US 12,406,136 B2
Method and system for determining relationships between linguistic entities
Bharathwaj Raghunathan, Mississauga (CA); Vishal Jain, Toronto (CA); Tyler Wagner, Boston, MA (US); Tyler Feener, Toronto (CA); Shimeng Chen, Toronto (CA); Eric Brine, Toronto (CA); Lorenzo Kogler Anele, Toronto (CA); Danylo Oliynyk, Toronto (CA); and Rashik Shahjahan, Toronto (CA)
Assigned to nference, Inc., Cambridge, MA (US)
Filed by nference, inc., Cambridge, MA (US)
Filed on Nov. 4, 2022, as Appl. No. 18/052,697.
Claims priority of provisional application 63/276,342, filed on Nov. 5, 2021.

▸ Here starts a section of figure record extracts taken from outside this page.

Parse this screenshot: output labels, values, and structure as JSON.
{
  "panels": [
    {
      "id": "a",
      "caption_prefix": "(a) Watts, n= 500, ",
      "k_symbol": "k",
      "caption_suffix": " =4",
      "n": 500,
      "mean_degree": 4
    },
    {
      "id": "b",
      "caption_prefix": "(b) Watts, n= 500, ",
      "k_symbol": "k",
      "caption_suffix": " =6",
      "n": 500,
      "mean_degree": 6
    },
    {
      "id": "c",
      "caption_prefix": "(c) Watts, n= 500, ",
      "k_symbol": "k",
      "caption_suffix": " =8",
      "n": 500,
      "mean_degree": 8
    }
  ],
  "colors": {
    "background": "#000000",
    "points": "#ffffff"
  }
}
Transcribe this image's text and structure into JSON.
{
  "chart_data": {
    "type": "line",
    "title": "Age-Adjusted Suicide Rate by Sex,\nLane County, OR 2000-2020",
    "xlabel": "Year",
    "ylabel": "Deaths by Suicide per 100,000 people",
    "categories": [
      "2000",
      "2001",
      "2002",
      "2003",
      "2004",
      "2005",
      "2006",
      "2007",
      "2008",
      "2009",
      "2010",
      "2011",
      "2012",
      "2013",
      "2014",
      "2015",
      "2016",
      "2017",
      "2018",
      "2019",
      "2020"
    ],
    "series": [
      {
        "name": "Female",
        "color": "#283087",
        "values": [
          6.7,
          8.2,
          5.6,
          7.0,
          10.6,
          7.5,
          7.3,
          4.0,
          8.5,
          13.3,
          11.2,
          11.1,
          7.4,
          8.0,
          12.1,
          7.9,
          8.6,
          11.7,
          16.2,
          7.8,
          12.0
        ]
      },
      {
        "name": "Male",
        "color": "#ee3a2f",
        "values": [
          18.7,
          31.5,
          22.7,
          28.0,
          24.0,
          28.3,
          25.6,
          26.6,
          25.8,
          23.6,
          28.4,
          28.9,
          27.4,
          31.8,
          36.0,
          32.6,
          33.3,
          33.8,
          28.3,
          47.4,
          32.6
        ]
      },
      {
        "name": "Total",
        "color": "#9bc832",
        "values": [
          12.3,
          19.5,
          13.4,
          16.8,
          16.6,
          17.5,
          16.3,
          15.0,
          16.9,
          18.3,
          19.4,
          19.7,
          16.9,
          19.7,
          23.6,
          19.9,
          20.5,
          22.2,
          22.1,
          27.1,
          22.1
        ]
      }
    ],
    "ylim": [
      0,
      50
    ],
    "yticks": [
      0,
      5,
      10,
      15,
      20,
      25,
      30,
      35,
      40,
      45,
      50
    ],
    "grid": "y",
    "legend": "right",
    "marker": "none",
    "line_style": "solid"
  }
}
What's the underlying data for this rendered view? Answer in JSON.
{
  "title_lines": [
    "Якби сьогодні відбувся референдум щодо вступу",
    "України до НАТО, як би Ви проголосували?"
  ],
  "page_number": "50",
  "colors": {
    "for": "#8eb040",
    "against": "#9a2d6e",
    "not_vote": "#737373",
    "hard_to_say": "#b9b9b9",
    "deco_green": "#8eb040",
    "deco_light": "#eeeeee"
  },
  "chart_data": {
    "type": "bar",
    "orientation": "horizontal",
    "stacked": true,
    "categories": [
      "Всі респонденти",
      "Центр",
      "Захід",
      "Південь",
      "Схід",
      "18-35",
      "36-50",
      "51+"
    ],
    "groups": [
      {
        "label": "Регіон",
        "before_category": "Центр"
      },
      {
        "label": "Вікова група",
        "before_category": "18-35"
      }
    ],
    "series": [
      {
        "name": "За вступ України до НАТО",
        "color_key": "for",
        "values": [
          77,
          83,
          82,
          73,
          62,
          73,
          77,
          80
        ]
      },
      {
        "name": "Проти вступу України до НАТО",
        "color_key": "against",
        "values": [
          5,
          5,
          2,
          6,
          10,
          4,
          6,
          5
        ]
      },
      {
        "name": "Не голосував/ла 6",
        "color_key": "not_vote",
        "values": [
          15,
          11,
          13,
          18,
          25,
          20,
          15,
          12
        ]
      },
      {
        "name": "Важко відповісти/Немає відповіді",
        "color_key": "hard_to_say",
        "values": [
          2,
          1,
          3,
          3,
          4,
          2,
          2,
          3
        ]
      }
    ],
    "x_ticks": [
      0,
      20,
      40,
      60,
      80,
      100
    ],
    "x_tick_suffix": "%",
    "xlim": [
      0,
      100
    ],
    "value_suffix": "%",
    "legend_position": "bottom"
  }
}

Prior Publication US 2023/0143418 A1, May 11, 2023
Int. Cl. G06F 40/205 (2020.01); G06F 40/289 (2020.01); G06F 40/30 (2020.01)

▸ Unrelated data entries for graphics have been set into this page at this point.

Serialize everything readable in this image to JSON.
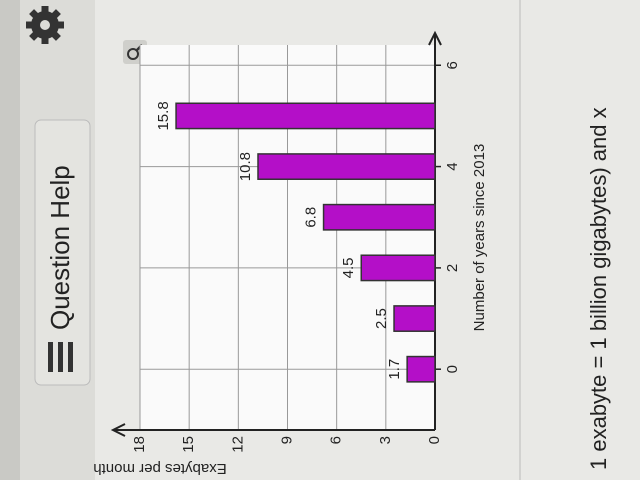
{
  "header": {
    "title": "Question Help"
  },
  "chart_data": {
    "type": "bar",
    "x_label": "Number of years since 2013",
    "y_label": "Exabytes per month",
    "x": [
      0,
      1,
      2,
      3,
      4,
      5
    ],
    "values": [
      1.7,
      2.5,
      4.5,
      6.8,
      10.8,
      15.8
    ],
    "color": "#b40fc8",
    "xlim": [
      -1.2,
      6.4
    ],
    "xticks": [
      0,
      2,
      4,
      6
    ],
    "ylim": [
      0,
      18
    ],
    "yticks": [
      0,
      3,
      6,
      9,
      12,
      15,
      18
    ],
    "grid": true
  },
  "footer": {
    "text": "1 exabyte = 1 billion gigabytes) and x"
  }
}
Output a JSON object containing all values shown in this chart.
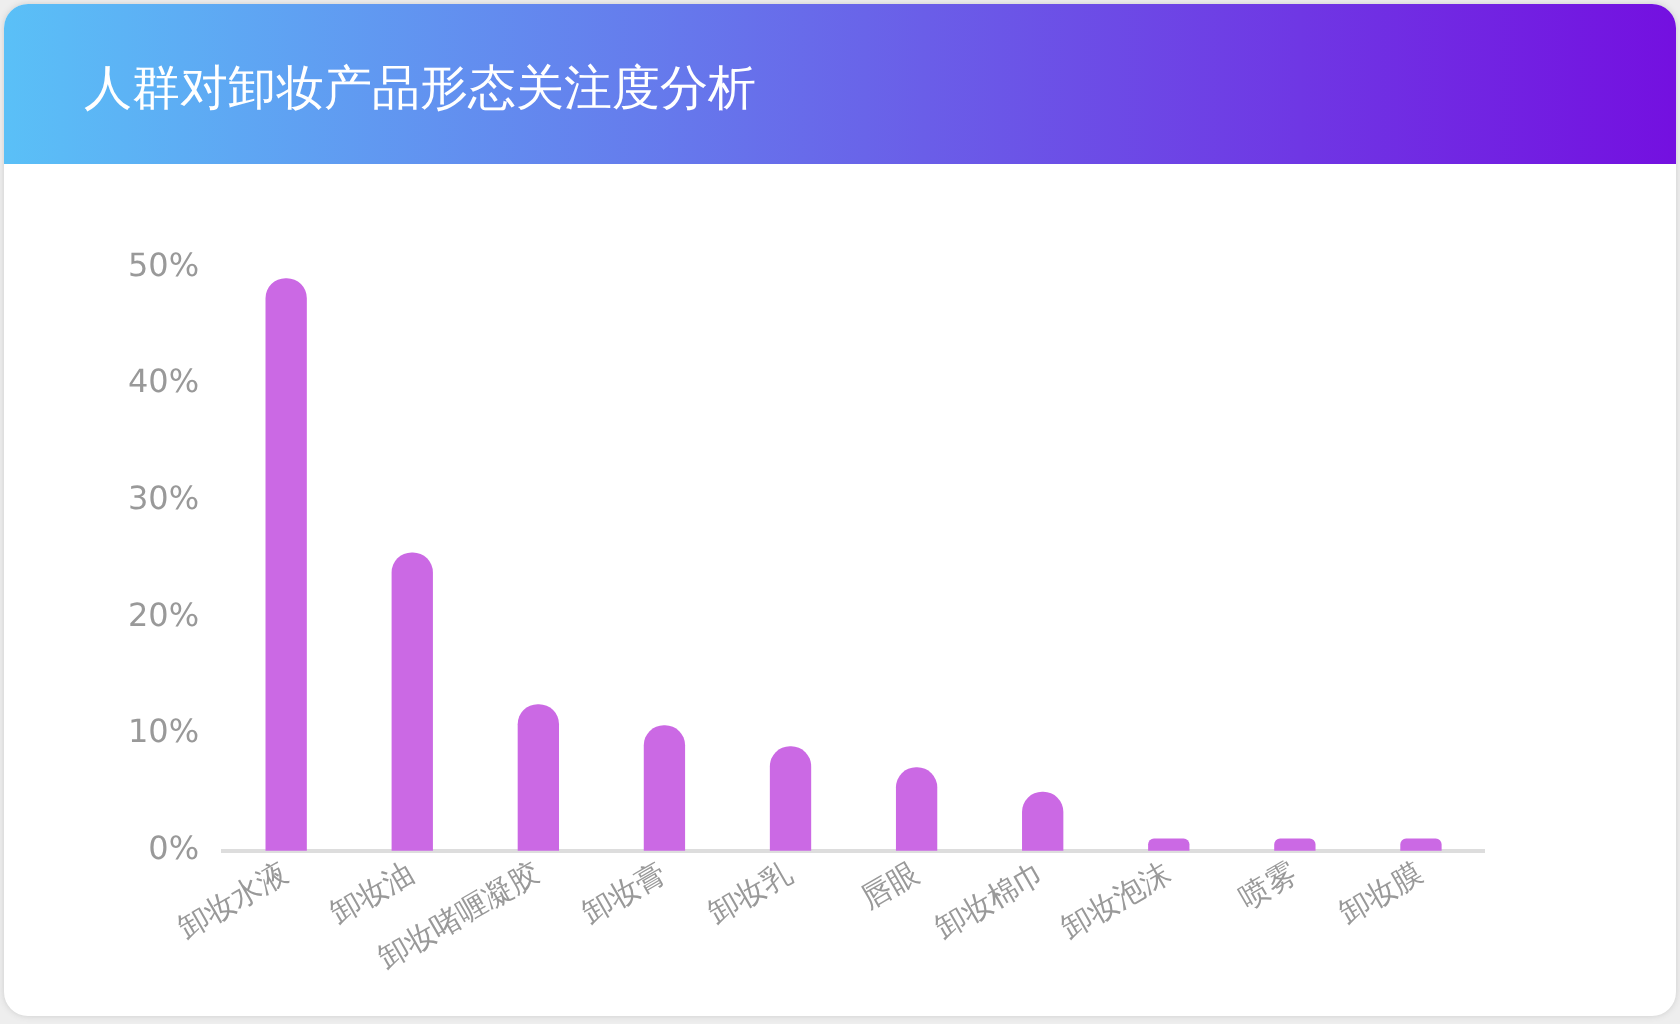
{
  "chart_data": {
    "type": "bar",
    "title": "人群对卸妆产品形态关注度分析",
    "categories": [
      "卸妆水液",
      "卸妆油",
      "卸妆啫喱凝胶",
      "卸妆膏",
      "卸妆乳",
      "唇眼",
      "卸妆棉巾",
      "卸妆泡沫",
      "喷雾",
      "卸妆膜"
    ],
    "values": [
      49,
      25.5,
      12.5,
      10.7,
      8.9,
      7.1,
      5,
      1,
      1,
      1
    ],
    "color": "#cb69e4",
    "ylim": [
      0,
      50
    ],
    "yticks": [
      {
        "value": 0,
        "label": "0%"
      },
      {
        "value": 10,
        "label": "10%"
      },
      {
        "value": 20,
        "label": "20%"
      },
      {
        "value": 30,
        "label": "30%"
      },
      {
        "value": 40,
        "label": "40%"
      },
      {
        "value": 50,
        "label": "50%"
      }
    ],
    "grid": false,
    "legend": false
  }
}
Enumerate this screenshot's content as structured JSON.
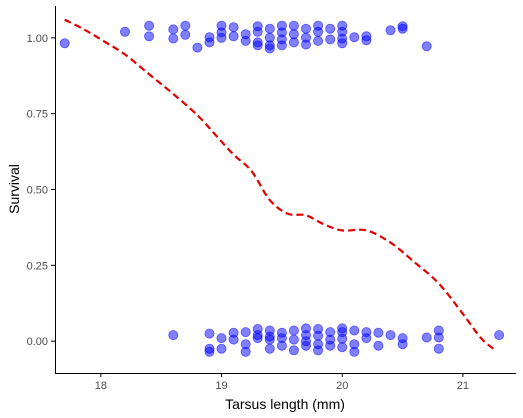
{
  "chart_data": {
    "type": "scatter",
    "title": "",
    "xlabel": "Tarsus length (mm)",
    "ylabel": "Survival",
    "xlim": [
      17.62,
      21.44
    ],
    "ylim": [
      -0.105,
      1.105
    ],
    "grid": false,
    "x_ticks": [
      {
        "value": 18,
        "label": "18"
      },
      {
        "value": 19,
        "label": "19"
      },
      {
        "value": 20,
        "label": "20"
      },
      {
        "value": 21,
        "label": "21"
      }
    ],
    "y_ticks": [
      {
        "value": 0.0,
        "label": "0.00"
      },
      {
        "value": 0.25,
        "label": "0.25"
      },
      {
        "value": 0.5,
        "label": "0.50"
      },
      {
        "value": 0.75,
        "label": "0.75"
      },
      {
        "value": 1.0,
        "label": "1.00"
      }
    ],
    "colors": {
      "points": "#0000ff",
      "curve": "#e00000",
      "axis": "#000000",
      "tick_label": "#4d4d4d"
    },
    "series": [
      {
        "type": "scatter",
        "points": [
          {
            "x": 17.7,
            "y": 0.982
          },
          {
            "x": 18.2,
            "y": 1.02
          },
          {
            "x": 18.4,
            "y": 1.04
          },
          {
            "x": 18.4,
            "y": 1.005
          },
          {
            "x": 18.6,
            "y": 1.028
          },
          {
            "x": 18.6,
            "y": 0.998
          },
          {
            "x": 18.7,
            "y": 1.04
          },
          {
            "x": 18.7,
            "y": 1.01
          },
          {
            "x": 18.8,
            "y": 0.968
          },
          {
            "x": 18.9,
            "y": 1.002
          },
          {
            "x": 18.9,
            "y": 0.985
          },
          {
            "x": 19.0,
            "y": 1.04
          },
          {
            "x": 19.0,
            "y": 1.018
          },
          {
            "x": 19.0,
            "y": 1.0
          },
          {
            "x": 19.1,
            "y": 1.035
          },
          {
            "x": 19.1,
            "y": 1.005
          },
          {
            "x": 19.2,
            "y": 1.012
          },
          {
            "x": 19.2,
            "y": 0.99
          },
          {
            "x": 19.3,
            "y": 1.038
          },
          {
            "x": 19.3,
            "y": 1.02
          },
          {
            "x": 19.3,
            "y": 0.985
          },
          {
            "x": 19.3,
            "y": 0.975
          },
          {
            "x": 19.4,
            "y": 1.03
          },
          {
            "x": 19.4,
            "y": 1.0
          },
          {
            "x": 19.4,
            "y": 0.975
          },
          {
            "x": 19.4,
            "y": 0.965
          },
          {
            "x": 19.5,
            "y": 1.04
          },
          {
            "x": 19.5,
            "y": 1.018
          },
          {
            "x": 19.5,
            "y": 0.995
          },
          {
            "x": 19.5,
            "y": 0.975
          },
          {
            "x": 19.6,
            "y": 1.04
          },
          {
            "x": 19.6,
            "y": 1.012
          },
          {
            "x": 19.6,
            "y": 0.985
          },
          {
            "x": 19.7,
            "y": 1.03
          },
          {
            "x": 19.7,
            "y": 1.0
          },
          {
            "x": 19.7,
            "y": 0.978
          },
          {
            "x": 19.8,
            "y": 1.04
          },
          {
            "x": 19.8,
            "y": 1.02
          },
          {
            "x": 19.8,
            "y": 0.99
          },
          {
            "x": 19.9,
            "y": 1.03
          },
          {
            "x": 19.9,
            "y": 0.995
          },
          {
            "x": 20.0,
            "y": 1.04
          },
          {
            "x": 20.0,
            "y": 1.02
          },
          {
            "x": 20.0,
            "y": 0.998
          },
          {
            "x": 20.0,
            "y": 0.982
          },
          {
            "x": 20.1,
            "y": 1.002
          },
          {
            "x": 20.2,
            "y": 1.005
          },
          {
            "x": 20.2,
            "y": 0.992
          },
          {
            "x": 20.4,
            "y": 1.025
          },
          {
            "x": 20.5,
            "y": 1.038
          },
          {
            "x": 20.5,
            "y": 1.03
          },
          {
            "x": 20.7,
            "y": 0.972
          },
          {
            "x": 18.6,
            "y": 0.02
          },
          {
            "x": 18.9,
            "y": 0.025
          },
          {
            "x": 18.9,
            "y": -0.025
          },
          {
            "x": 18.9,
            "y": -0.035
          },
          {
            "x": 19.0,
            "y": 0.01
          },
          {
            "x": 19.0,
            "y": -0.025
          },
          {
            "x": 19.1,
            "y": 0.028
          },
          {
            "x": 19.1,
            "y": 0.005
          },
          {
            "x": 19.2,
            "y": 0.03
          },
          {
            "x": 19.2,
            "y": -0.01
          },
          {
            "x": 19.2,
            "y": -0.035
          },
          {
            "x": 19.3,
            "y": 0.04
          },
          {
            "x": 19.3,
            "y": 0.02
          },
          {
            "x": 19.3,
            "y": 0.01
          },
          {
            "x": 19.4,
            "y": 0.035
          },
          {
            "x": 19.4,
            "y": 0.015
          },
          {
            "x": 19.4,
            "y": 0.005
          },
          {
            "x": 19.4,
            "y": -0.025
          },
          {
            "x": 19.5,
            "y": 0.028
          },
          {
            "x": 19.5,
            "y": 0.01
          },
          {
            "x": 19.5,
            "y": -0.015
          },
          {
            "x": 19.6,
            "y": 0.035
          },
          {
            "x": 19.6,
            "y": 0.005
          },
          {
            "x": 19.6,
            "y": -0.03
          },
          {
            "x": 19.7,
            "y": 0.042
          },
          {
            "x": 19.7,
            "y": 0.02
          },
          {
            "x": 19.7,
            "y": 0.0
          },
          {
            "x": 19.7,
            "y": -0.015
          },
          {
            "x": 19.8,
            "y": 0.04
          },
          {
            "x": 19.8,
            "y": 0.018
          },
          {
            "x": 19.8,
            "y": -0.01
          },
          {
            "x": 19.8,
            "y": -0.03
          },
          {
            "x": 19.9,
            "y": 0.03
          },
          {
            "x": 19.9,
            "y": 0.005
          },
          {
            "x": 19.9,
            "y": -0.015
          },
          {
            "x": 20.0,
            "y": 0.042
          },
          {
            "x": 20.0,
            "y": 0.03
          },
          {
            "x": 20.0,
            "y": 0.008
          },
          {
            "x": 20.0,
            "y": -0.02
          },
          {
            "x": 20.1,
            "y": 0.035
          },
          {
            "x": 20.1,
            "y": -0.01
          },
          {
            "x": 20.1,
            "y": -0.035
          },
          {
            "x": 20.2,
            "y": 0.03
          },
          {
            "x": 20.2,
            "y": 0.01
          },
          {
            "x": 20.3,
            "y": 0.028
          },
          {
            "x": 20.3,
            "y": -0.015
          },
          {
            "x": 20.4,
            "y": 0.02
          },
          {
            "x": 20.5,
            "y": 0.01
          },
          {
            "x": 20.5,
            "y": -0.01
          },
          {
            "x": 20.7,
            "y": 0.012
          },
          {
            "x": 20.8,
            "y": 0.035
          },
          {
            "x": 20.8,
            "y": 0.012
          },
          {
            "x": 20.8,
            "y": -0.025
          },
          {
            "x": 21.3,
            "y": 0.02
          }
        ]
      },
      {
        "type": "line",
        "style": "dashed",
        "x": [
          17.7,
          17.85,
          18.0,
          18.2,
          18.4,
          18.6,
          18.8,
          18.95,
          19.1,
          19.25,
          19.4,
          19.55,
          19.7,
          19.85,
          20.0,
          20.2,
          20.4,
          20.6,
          20.8,
          21.0,
          21.15,
          21.27
        ],
        "y": [
          1.06,
          1.03,
          0.995,
          0.945,
          0.88,
          0.815,
          0.745,
          0.68,
          0.615,
          0.56,
          0.465,
          0.42,
          0.415,
          0.385,
          0.365,
          0.365,
          0.325,
          0.26,
          0.19,
          0.09,
          0.01,
          -0.03
        ]
      }
    ]
  }
}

CPC G06F 40/205 (2020.01) [G06F 40/289 (2020.01); G06F 40/30 (2020.01)] 49 Claims
OG exemplary drawing
 
1. A method comprising
receiving, by a computing device, a first entity and a second entity;
accessing a corpus;
preprocessing, by the computing device, the corpus by:
grouping the corpus into a plurality of chunks at a head node;
distributing the plurality of chunks to a plurality of worker nodes configured as parallel processing units within a distributed cluster, wherein each worker node is executed on a separate physical or virtual machine and operates asynchronously;
retrieving a second plurality of sentences from one of the plurality of chunks of the corpus by one of the plurality of worker nodes;
extracting then sending a plurality of extracted entities and extracted relational phrases to the head node;
mapping the extracted relational phrases in a pretrained vector space using a pretrained
model to generate a plurality of extracted relational phrase embeddings;
clustering the extracted relational phrases in the pretrained vector space to generate clustering information for the plurality of extracted relational phrase embeddings; and
storing a mapping of the plurality of extracted entities, the plurality of extracted relational phrase embeddings, and the clustering information for the plurality of extracted relational phrase embeddings;
retrieving, by the computing device, a first plurality of sentences containing the first entity and the second entity from the corpus;
identifying, by the computing device, a plurality of relational phrases by extracting a relational phrase from each of the first plurality of sentences; and
identifying, by the computing device, one or more relationships between the first entity and the second entity.